Anche i vigili del fuoco possono essere considerati lavoratori che, in un determinato periodo storico, hanno operato col rischio d’essere intossicati dall’amianto. Lo stabilisce una sentenza del Tar di Milano che ha accolto il ricorso contro il ministero dell’Interno di un pompiere al quale nel 2006 fu diagnosticato un “mesotelioma pleurico destro” che due anni dopo ne provocò la morte.

Saranno i suoi eredi a raccogliere i benefici del pronunciamento favorevole del Tribunale amministrativo regionale della Lombardia, che ha riconosciuto la “dipendenza da causa di servizio della grave malattia”, come è scritto, condannando l’amministrazione pubblica al pagamento di un equo indennizzo. L’ammontare della cifra rimane riservato, ma la decisione presa dal Tar è storica.
Prima di essa, lo scorso aprile, ci fu la Corte dei conti a riconoscere la legittimità della richiesta d’indennizzo di un gruppo di vigili del fuoco di Genova, sostenuti dall’Aea (l’Associazione esposti all’amianto), che avevano lavorato nei cantieri e sulle navi attraccate presso il porto della città ligure, operando quindi su strutture tradizionalmente “protette” dagli incendi dall’amianto.

Il vigile del fuoco morto nel 2006 per mesotelioma aveva operato invece sulle autopompe di Lombardia e di Piacenza, dal 1967, occupandosi di incidenti stradali o incendi, quindi in un certo senso di “normale amministrazione”, venendo però pericolosamente a contatto con “tute ignifughe composte di amianto” nonché intervenendo “in occasione di incendi – è scritto sempre nella sentenza Tar – insistenti su materiali contenenti amianto, come quelli utilizzati per la coibentazione di tetti, per la pavimentazione, per la soffittatura, per la realizzazione di pannelli di isolamento e di rivestimento o ancora per la realizzazione di parti di veicoli, quali freni e frizioni”.

Il periodo di lavoro sotto accusa è il ventennio che va dall’inizio della carriera del vigile del fuoco sin verso il 1986. Il ministero dell’Interno ha provato a “resistere” alle richieste del suo ex dipendente, sostenendo che “la formazione di fibrosi e di tumori è ammissibile ‘nel personale esposto alle inalazioni di polveri di amianto (operai addetti all’estrazione e lavorazione del materiale) altrettanto non può dirsi nei confronti di chi ha utilizzato tute ignifughe o ha soggiornato in ambienti in cui le stesse tute erano presenti‘ ”.

Insomma, l’amianto esisteva ma “in condizioni statiche” per cui nessun indennizzo.
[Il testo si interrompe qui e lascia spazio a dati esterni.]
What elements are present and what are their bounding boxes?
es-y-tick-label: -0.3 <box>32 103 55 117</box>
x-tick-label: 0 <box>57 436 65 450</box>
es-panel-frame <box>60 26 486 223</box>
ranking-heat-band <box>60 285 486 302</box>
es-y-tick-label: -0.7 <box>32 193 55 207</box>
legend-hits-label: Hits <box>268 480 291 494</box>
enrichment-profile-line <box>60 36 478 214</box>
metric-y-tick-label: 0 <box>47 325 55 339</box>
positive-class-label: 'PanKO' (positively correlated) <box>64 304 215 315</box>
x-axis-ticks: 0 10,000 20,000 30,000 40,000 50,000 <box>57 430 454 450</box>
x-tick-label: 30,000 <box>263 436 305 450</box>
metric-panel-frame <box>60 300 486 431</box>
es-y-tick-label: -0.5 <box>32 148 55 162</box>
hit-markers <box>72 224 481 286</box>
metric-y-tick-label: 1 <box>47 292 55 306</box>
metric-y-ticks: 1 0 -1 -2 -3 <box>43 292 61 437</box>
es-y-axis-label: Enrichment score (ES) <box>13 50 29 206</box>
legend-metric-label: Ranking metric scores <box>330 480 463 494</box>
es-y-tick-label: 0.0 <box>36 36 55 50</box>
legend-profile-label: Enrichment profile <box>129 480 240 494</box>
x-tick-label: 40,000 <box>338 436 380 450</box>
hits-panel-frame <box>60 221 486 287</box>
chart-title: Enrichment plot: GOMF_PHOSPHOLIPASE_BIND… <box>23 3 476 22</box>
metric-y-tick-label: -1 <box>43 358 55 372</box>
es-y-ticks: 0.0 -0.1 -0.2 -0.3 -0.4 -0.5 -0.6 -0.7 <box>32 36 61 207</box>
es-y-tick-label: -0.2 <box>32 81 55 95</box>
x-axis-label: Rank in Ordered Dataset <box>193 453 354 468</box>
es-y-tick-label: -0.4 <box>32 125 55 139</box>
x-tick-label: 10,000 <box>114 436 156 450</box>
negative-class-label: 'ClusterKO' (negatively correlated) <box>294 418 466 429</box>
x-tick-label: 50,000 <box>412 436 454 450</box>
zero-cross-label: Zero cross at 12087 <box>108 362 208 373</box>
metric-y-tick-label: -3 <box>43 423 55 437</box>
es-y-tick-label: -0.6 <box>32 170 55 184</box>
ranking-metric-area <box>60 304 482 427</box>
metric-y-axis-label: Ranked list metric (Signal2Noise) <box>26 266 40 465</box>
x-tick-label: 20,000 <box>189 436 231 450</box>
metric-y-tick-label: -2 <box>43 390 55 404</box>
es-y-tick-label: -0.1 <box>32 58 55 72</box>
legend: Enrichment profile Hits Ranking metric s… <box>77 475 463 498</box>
Il Tar ha risposto che “la tesi dell’amministrazione si fonda su argomentazioni apodittiche e prive di qualsivoglia dignità scientifica”; quindi ha spiegato: “Si parte dal postulato, privo di qualunque dimostrazione, dell’impossibilità che le tute indossate, le coperte e gli altri materiali utilizzati potessero produrre particelle di amianto, per poi omettere qualunque considerazione sull’incidenza causale dell’inalazione avvenuta durante interventi operativi causati da incendi di materiali contenenti amianto, sino ad affermare che, se anche si riconosce l’avvenuta inalazione, essa è da ricondursi a situazioni occasionali e comunque a quantitativi irrisori”. Per cui: “I dati sinora evidenziati rendono evidente la sussistenza del nesso eziologico, da individuare secondo il noto criterio del ‘più probabile che non’ utilizzato dalla giurisprudenza dominante, tra l’esposizione alle fibre di amianto cui è stato sottoposto il vigile del fuoco e l’insorgere del mesotelioma pleurico che lo ha condotto al decesso”.